The list of celebs voicing their support for a ban of the shark fin trade continues to grow. January Jones, Leonardo DiCaprio and Ted Danson, Yao Ming and Richard Branson have all spoken out, among others.
Now, Ke$ha has tweeted asking her followers to help get Maryland’s shark fin ban passed. The singer wrote “Maryland Senate votes to ban the sale of shark fins! ANIMALS – Keep up the pressure to stop this cruel practice!!!” Shark finning is widely condemned by both conservationists and animal rights advocates for its cruelty and its unsustainable depletion of shark populations.

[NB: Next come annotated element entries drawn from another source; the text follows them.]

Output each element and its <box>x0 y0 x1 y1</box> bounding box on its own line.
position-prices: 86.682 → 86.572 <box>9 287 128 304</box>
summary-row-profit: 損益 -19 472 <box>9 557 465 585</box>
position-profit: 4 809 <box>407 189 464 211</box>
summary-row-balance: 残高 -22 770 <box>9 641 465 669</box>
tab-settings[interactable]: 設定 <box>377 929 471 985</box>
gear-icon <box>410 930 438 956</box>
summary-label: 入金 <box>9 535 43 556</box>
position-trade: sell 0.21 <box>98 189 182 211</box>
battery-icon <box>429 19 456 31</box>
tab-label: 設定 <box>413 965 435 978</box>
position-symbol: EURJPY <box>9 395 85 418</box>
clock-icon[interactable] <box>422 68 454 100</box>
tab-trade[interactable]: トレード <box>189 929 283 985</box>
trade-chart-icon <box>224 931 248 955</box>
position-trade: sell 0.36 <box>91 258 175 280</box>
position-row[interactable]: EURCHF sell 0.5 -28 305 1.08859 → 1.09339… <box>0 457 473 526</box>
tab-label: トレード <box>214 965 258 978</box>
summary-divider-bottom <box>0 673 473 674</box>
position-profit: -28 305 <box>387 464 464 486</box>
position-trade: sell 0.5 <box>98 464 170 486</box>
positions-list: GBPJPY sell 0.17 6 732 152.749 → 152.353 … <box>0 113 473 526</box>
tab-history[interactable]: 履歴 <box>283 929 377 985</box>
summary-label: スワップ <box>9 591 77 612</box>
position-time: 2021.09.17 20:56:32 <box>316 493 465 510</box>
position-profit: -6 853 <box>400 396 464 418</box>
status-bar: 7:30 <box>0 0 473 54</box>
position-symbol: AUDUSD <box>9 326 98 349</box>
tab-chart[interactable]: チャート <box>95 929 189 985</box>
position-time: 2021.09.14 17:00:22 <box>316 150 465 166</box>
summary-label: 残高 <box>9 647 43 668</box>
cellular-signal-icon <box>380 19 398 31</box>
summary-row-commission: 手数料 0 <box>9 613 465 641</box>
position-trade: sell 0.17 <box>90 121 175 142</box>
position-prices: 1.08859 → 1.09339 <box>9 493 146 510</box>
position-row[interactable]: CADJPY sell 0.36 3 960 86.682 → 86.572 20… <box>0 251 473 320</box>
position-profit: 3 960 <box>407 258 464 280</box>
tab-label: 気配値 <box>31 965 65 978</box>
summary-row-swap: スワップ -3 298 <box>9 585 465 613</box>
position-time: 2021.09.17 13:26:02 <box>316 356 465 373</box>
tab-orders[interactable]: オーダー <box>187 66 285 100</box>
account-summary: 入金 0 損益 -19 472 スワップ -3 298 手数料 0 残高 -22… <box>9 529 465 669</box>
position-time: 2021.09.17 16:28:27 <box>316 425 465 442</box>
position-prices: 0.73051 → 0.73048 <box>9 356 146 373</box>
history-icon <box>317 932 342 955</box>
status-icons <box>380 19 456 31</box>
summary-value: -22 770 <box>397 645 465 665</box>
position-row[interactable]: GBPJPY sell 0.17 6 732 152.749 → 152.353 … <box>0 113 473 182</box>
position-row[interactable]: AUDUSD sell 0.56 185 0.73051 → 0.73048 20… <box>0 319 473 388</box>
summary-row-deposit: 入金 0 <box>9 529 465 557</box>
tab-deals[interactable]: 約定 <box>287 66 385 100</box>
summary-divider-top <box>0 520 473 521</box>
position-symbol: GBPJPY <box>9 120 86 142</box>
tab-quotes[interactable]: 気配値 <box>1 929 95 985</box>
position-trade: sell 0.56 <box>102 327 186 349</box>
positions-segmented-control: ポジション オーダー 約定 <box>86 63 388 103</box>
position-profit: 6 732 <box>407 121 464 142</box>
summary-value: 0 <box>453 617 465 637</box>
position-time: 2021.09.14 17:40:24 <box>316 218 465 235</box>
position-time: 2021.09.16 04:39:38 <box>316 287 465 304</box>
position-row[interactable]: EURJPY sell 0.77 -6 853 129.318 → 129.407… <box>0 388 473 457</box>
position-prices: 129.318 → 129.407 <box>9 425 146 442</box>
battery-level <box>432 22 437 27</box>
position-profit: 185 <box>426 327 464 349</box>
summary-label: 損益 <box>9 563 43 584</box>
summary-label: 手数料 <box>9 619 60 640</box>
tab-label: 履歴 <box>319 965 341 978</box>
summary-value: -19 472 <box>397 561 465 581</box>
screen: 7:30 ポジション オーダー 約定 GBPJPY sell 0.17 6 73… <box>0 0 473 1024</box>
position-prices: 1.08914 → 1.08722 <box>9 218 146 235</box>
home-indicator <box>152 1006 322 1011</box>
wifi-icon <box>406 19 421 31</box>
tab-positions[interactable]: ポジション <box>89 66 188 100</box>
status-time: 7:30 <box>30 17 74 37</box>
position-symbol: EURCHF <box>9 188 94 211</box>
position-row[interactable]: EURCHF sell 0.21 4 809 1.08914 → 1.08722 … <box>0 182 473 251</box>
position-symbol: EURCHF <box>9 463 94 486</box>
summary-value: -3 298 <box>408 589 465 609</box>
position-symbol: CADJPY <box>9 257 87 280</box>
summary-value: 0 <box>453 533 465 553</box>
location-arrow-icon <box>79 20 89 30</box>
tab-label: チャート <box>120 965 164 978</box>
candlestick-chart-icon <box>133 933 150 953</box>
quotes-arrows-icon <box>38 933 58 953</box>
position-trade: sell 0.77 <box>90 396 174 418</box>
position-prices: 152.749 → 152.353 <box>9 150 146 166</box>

Ke$ha included a link to the Humane Society’s press release on the Maryland bill, which has now passed the Senate and gone onto the House of Delegates. The law would be the first of its kind on the East Coast of the United States – only Hawaii, Washington, Oregon and California currently have bans. New York is also considering a ban that would be a big step in the movement to end the shark fin trade, as New York is the largest importer of shark fins on the East Coast.

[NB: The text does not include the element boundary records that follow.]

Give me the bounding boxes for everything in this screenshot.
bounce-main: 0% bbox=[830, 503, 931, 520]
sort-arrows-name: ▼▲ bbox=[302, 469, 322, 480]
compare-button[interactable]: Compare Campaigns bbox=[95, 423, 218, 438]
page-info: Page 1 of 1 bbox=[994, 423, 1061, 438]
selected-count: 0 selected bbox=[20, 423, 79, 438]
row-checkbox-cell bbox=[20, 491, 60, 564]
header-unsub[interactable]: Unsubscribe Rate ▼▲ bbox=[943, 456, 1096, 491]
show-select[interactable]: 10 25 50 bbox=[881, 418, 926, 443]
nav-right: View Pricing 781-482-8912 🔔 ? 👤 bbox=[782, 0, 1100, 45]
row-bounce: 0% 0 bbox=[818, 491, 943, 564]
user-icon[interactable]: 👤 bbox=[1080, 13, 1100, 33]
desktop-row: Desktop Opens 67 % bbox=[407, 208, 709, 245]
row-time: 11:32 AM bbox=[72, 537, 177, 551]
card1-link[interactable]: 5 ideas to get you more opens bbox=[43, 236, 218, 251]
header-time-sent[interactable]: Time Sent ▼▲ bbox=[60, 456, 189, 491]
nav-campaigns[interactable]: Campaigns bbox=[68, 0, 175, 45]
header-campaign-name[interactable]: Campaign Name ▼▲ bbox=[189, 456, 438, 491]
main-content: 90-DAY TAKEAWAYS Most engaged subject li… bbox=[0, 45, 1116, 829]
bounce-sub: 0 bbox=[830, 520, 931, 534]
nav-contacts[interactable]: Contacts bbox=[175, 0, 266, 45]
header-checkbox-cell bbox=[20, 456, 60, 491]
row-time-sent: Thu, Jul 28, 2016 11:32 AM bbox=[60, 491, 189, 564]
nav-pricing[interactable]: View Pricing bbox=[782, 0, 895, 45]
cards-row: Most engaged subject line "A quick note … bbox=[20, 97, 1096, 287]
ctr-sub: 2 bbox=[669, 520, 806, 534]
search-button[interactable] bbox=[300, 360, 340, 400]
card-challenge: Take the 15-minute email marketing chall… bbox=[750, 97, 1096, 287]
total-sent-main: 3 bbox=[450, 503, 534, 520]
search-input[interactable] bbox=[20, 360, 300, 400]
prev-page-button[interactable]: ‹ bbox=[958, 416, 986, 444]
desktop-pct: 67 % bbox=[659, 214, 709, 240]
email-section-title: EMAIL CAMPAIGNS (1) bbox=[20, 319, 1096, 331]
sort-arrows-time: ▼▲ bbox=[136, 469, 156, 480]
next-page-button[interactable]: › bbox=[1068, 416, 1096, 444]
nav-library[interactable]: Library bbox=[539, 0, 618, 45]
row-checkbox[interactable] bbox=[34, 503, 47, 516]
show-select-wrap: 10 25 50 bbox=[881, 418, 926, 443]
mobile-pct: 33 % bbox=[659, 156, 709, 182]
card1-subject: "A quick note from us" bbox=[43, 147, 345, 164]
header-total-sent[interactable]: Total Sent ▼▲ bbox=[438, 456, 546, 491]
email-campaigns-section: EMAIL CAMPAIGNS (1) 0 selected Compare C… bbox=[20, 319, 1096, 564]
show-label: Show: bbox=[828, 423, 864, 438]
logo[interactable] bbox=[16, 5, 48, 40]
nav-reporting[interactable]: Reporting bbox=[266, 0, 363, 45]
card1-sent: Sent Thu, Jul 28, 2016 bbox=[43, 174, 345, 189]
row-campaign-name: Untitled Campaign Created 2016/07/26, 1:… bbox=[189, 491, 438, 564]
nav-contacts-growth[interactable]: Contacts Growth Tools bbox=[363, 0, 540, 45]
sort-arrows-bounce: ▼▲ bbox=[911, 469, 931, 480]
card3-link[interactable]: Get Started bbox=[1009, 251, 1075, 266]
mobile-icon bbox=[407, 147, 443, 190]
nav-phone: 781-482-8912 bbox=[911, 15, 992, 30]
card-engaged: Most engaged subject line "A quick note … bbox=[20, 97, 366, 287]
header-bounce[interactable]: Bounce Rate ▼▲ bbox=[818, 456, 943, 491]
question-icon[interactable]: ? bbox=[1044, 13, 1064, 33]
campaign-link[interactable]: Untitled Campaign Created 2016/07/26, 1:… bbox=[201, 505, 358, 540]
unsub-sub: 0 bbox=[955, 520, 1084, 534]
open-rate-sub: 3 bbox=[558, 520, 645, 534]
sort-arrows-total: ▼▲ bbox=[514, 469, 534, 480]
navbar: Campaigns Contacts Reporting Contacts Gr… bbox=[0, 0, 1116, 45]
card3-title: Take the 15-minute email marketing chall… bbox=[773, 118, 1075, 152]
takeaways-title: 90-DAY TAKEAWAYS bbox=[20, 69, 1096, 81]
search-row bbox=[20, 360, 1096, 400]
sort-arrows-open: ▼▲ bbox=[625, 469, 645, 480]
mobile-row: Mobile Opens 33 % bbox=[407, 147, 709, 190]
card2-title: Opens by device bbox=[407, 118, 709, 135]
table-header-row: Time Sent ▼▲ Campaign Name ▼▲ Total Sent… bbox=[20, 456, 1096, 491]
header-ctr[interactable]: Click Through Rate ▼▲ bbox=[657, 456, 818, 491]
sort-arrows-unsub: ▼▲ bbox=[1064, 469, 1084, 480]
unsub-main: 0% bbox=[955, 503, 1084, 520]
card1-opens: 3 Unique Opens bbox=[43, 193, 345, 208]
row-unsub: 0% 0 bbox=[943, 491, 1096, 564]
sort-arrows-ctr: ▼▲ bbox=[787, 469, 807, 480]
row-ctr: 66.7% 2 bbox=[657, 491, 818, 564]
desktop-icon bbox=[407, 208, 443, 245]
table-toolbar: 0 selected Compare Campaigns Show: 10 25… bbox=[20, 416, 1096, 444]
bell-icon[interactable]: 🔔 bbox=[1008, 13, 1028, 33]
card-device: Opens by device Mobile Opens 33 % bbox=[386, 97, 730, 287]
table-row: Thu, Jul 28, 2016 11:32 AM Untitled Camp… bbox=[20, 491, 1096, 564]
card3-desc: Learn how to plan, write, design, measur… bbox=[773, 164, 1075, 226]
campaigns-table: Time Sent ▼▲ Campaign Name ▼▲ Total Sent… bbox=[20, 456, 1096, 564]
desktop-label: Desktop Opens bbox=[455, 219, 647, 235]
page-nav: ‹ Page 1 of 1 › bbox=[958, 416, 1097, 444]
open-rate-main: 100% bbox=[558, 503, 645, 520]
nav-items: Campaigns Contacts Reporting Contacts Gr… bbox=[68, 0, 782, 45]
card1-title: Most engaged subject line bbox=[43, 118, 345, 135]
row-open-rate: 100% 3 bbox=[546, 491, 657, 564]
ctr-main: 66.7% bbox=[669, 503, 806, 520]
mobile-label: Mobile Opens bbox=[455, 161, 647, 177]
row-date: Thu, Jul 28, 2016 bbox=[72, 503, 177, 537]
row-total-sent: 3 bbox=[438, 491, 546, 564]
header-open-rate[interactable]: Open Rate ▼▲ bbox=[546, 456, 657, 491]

Senator Brian Frosh, who introduced the bill, adds “Tens of millions of sharks are killed each year for their fins, causing many species to be threatened with extinction. Sharks are a critical predator species in the ocean and maintain the health of the ecosystem. ”
“With this vote, Maryland is one step closer to being the first East Coast state to join the international movement to protect sharks by shutting down the market for shark fins,” said Tami Santelli, The HSUS’ Maryland senior state director. “The unsustainable demand for shark fins has had a devastating impact on shark populations worldwide, and this bill makes clear that Maryland will no longer contribute to the cruelty. We encourage the House of Delegates to act quickly to pass this bill,” said the Humane Society’s Maryland senior state director, Tami Santelli.
The organization also points out that up to 73 million sharks are killed each year, and their fins supply the global trade of shark fins. Overfishing has caused some shark population to decline by up to 90% in just recent decades.